Pada waktu saya berada di dalam kapal yang sedang dalam perjalanan dari Hong Kong menuju Eropa, saya berkenalan dengan seorang dokter di atas kapal itu. Dokter ini sangat bangga dengan dosa-dosanya. Dia benar-benar bermegah atas dosa-dosanya. Terdapat contoh lain dari watak yang sama. Inilah jenis orang yang dimaksudkan oleh Yesus ketika berbicara tentang anjing dan babi; Ia sedang berbicara kepada para muridnya yang sudah bertobat. Mereka dulunya juga memiliki sifat seperti itu, tapi mereka sudah bertobat. Mereka meratapi dosa-dosa mereka dan mereka telah diubahkan. Akan tetapi, jenis yang satunya lagi justru bermegah di dalam dosa dan aib mereka. Yesus berkata bahwa terhadap jenis yang seperti ini, jangan melemparkan mutiara ke arahnya, jangan beri dia barang yang kudus.


Mutiara: Gambaran dari Kekudusan

Mari kita pertimbangkan sejenak apa yang dimaksudkan oleh Yesus dengan “barang yang kudus” dan “mutiara”. Dengan memakai prinsip kesejajaran, anda akan melihat bahwa “mutiara” dan “barang yang kudus” itu saling menjelaskan satu dengan yang lainnya. Jadi mutiara menjelaskan seperti apa itu “barang yang kudus”. Gambaran apa yang bisa kita dapatkan tentang kekudusan dari ilustrasi mutiara ini?

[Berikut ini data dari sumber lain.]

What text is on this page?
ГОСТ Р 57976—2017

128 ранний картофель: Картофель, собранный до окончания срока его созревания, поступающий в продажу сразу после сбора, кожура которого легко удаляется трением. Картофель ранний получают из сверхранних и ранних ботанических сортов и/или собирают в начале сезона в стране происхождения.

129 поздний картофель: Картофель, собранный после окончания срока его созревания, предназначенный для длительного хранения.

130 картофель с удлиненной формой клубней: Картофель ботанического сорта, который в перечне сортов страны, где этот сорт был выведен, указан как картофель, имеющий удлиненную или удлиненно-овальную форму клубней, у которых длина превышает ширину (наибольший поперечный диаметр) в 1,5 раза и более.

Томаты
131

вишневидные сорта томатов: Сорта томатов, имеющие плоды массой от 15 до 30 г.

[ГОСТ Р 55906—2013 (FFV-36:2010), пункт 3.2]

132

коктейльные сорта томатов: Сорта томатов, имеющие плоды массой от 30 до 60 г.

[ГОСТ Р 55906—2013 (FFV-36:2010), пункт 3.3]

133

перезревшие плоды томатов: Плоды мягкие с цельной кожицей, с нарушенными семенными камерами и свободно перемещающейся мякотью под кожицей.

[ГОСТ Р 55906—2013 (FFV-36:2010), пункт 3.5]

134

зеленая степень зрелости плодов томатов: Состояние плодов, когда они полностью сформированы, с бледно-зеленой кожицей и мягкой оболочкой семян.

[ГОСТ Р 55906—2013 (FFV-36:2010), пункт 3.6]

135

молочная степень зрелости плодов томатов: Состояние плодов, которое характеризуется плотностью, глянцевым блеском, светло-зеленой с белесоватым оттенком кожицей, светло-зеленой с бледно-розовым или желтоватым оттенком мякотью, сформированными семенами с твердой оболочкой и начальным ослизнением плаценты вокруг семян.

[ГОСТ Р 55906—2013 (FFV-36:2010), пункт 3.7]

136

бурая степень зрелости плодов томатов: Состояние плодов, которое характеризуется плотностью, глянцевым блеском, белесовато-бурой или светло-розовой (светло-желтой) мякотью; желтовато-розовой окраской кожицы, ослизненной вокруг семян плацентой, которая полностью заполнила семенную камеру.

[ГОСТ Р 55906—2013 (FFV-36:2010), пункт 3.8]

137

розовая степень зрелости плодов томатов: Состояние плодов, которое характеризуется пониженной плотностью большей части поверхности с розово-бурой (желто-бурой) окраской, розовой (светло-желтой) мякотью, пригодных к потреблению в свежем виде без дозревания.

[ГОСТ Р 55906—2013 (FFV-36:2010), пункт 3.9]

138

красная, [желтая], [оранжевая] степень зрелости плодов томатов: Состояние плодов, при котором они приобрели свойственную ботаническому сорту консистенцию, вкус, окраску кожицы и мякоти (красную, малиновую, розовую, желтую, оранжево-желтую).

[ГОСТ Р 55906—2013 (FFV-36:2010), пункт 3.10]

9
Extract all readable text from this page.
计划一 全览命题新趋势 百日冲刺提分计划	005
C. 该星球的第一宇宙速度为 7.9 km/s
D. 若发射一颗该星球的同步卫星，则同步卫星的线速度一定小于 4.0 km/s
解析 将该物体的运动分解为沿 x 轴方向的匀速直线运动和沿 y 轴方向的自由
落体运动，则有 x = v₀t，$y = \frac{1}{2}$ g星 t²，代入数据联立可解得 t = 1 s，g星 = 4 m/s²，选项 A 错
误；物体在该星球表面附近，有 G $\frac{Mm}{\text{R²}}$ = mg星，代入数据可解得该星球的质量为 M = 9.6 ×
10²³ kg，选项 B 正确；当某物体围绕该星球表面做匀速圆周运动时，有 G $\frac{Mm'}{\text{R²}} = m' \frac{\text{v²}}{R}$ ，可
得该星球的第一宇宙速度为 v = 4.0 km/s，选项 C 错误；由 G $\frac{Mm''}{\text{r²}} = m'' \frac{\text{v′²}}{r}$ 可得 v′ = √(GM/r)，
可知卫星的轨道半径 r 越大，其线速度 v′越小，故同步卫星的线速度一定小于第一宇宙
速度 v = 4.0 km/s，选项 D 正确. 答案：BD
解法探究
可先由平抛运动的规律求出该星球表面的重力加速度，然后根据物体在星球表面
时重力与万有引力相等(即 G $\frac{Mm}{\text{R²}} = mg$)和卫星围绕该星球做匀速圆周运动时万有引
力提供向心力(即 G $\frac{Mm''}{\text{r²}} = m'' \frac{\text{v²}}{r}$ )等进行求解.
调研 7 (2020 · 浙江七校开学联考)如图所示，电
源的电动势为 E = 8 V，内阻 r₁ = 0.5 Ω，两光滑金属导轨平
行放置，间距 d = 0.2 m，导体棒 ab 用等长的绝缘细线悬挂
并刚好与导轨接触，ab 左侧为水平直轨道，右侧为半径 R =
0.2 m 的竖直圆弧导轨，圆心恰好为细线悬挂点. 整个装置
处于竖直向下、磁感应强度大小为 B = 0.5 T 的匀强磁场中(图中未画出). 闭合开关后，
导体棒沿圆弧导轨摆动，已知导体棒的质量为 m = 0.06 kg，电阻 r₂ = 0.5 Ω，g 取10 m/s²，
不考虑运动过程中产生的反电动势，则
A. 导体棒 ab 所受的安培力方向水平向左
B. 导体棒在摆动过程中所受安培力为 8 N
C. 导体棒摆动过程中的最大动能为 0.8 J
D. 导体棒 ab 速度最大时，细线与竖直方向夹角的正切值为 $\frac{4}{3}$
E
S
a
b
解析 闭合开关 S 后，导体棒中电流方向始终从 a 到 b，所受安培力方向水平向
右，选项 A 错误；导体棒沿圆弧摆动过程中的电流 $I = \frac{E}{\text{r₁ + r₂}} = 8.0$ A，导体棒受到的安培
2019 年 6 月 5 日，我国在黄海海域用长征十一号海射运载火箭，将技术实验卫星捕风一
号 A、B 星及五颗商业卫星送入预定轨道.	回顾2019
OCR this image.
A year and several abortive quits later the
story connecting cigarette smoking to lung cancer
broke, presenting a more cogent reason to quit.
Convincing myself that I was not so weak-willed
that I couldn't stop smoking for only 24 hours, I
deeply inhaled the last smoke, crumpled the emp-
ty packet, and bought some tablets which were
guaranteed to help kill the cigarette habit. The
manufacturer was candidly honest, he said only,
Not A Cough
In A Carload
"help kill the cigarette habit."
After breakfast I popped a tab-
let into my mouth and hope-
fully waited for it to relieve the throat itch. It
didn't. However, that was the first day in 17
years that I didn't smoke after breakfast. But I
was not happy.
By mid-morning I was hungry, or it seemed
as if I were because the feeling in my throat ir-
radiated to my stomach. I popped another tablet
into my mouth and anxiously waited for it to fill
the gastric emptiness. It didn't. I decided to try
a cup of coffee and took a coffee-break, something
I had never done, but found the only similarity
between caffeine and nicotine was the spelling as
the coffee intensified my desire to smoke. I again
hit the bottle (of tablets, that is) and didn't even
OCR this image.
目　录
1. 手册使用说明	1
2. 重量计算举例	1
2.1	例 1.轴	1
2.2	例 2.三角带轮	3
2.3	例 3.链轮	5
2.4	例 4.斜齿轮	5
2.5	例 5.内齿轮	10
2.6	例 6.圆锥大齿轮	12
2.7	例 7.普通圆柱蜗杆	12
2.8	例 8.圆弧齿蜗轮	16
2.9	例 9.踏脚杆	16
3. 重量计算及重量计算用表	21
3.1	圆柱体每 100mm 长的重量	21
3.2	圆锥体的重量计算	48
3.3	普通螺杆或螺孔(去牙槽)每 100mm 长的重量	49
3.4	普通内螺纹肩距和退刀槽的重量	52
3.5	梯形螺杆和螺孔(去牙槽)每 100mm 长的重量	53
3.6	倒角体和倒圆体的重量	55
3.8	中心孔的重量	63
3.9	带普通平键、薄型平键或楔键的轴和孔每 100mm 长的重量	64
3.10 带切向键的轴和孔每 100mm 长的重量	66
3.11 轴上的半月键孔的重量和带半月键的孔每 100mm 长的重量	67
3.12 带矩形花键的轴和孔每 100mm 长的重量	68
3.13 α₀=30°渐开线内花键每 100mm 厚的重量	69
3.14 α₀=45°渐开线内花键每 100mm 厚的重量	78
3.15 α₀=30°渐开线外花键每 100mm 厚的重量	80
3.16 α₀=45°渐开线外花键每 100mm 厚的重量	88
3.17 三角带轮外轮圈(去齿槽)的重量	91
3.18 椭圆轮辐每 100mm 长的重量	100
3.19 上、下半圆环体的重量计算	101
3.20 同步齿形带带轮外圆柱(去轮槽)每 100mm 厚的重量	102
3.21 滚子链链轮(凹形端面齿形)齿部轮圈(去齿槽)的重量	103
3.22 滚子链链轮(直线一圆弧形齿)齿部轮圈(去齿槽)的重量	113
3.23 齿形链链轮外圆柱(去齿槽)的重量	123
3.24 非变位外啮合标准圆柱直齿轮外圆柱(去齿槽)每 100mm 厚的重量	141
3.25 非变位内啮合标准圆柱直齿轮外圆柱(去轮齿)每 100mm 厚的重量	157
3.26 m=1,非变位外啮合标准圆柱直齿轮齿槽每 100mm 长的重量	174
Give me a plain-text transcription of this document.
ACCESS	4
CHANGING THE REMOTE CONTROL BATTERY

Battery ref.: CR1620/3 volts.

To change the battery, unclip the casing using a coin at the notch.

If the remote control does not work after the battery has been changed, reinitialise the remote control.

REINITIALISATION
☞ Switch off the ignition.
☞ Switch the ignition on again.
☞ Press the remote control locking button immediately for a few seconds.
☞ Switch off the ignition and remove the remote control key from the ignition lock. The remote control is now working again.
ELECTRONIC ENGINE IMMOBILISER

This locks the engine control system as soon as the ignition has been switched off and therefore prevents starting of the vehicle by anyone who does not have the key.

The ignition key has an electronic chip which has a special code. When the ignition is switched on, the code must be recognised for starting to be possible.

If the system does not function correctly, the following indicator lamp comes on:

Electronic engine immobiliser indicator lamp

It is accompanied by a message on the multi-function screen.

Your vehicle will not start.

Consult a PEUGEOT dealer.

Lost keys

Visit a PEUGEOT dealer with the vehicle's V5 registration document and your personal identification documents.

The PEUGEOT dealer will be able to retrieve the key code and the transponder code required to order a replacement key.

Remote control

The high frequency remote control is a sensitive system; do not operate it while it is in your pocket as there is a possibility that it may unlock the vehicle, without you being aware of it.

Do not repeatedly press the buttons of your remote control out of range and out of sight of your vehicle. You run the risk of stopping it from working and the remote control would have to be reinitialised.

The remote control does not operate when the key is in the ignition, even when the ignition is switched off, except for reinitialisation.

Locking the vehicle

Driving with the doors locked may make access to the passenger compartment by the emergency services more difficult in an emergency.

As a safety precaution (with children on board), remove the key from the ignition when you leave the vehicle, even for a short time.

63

Kemurnian dan kesempurnaan

Mari kita perhatikan mutiara. Anda semua pernah mengamati mutiara. Sebutir mutiara memiliki kemurnian dalam warna putihnya. Murni! Kekudusan selalu dinyatakan dalam kemurnian. Kebalikannya adalah dosa yang selalu dikaitkan dengan kekotoran. Sekarang anda dapat segera melihat pertentangan antara watak anjing dan babi, yang mencintai dosa dan kekotoran, dengan mutiara yang murni. Mereka saling bertentangan. Lalu, apa lagi hal yang dapat kita lihat dari mutiara? Setiap orang tahu bahwa mutiara itu bulat. Bulat merupakan ungkapan dari kesempurnaan, keutuhan. Demikianlah hal kekudusan itu. Kekudusan adalah kesempurnaan dan keutuhan. Apa yang kita maksudkan sebagai kesempurnaan? Kesempurnaan, dikaitkan dengan kekudusan, berarti keutuhan kasih dan pengabdian kita kepada Allah. Ketika Alkitab berkata bahwa kita harus sempurna, hal itu bukan berarti bahwa kita akan hidup tanpa berbuat dosa sama sekali. Namun, yang dimaksud adalah kita akan hidup dengan pengabdian yang sempurna kepada-Nya. Kesempurnaan itu terwujud dalam kasih yang 100% kepada Allah. Dalam hal ini kita dapat menjadi sempurna. Orang macam apa yang disebut kudus di dalam Alkitab? Orang-orang yang mengasihi Allah dengan segenap hati, jiwa dan kekuatannya. Orang yang mengasihi Allah dengan cara seperti ini tidak akan melakukan dosa secara sengaja.


Buah dari penderitaan

Hal apa lagi yang dapat kita simpulkan dari mutiara? Hal ketiga yang dapat kita perhatikan dari mutiara adalah, sebagaimana yang kita ketahui, ia terbentuk melalui proses penderitaan. Anda tentunya tahu bahwa mutiara mulai terbentuk ketika sebutir pasir masuk ke dalam cangkang kerang. Lalu, kerang itu, untuk mengatasi penderitaan akibat luka yang ditimbulkan oleh penyusupan pasir tersebut, mengeluarkan semacam zat yang akan membungkus pasir itu untuk mengurangi penderitaannya. Jadi, kita dapat melihat bahwa mutiara yang indah ini adalah hasil dari penderitaan. Kita juga dapat melihat bahwa kekudusan pun berasal dari penderitaan, penderitaan yang kita hadapi ketika kita membayar harga tinggi menjadi murid Yesus, penderitaan ketika kita menyatakan perpisahan dengan dunia. Ketika kita melakukan hal ini, ketika orang-orang yang kita kasihi menentang kita, tidak memahami tindakan kita, penderitaan itu terasa di setiap langkah di dalam kebajikan dan kebenaran. Pada saat kita dianiaya demi kebenaran, ketika kita dicemooh karena kebenaran dan karena kita menjadi murid Kristus. Saudara-saudara, terdapat kaitan yang akrab di antara kesempurnaan dan penderitaan. Bagi yang belum pernah mengalami penderitaan, akan segera terlihat bahwa sebagian besar dari mereka hanya memahami sedikit arti kekudusan. Mereka yang sudah mengalami penderitaan, akan segera mengetahui apa arti kekudusan itu. Rasul Petrus mempunyai suatu pernyataan yang menarik tentang hal ini. Ia berkata,

“orang yang telah mengalami penderitaan jasmani, telah berhenti berbuat dosa”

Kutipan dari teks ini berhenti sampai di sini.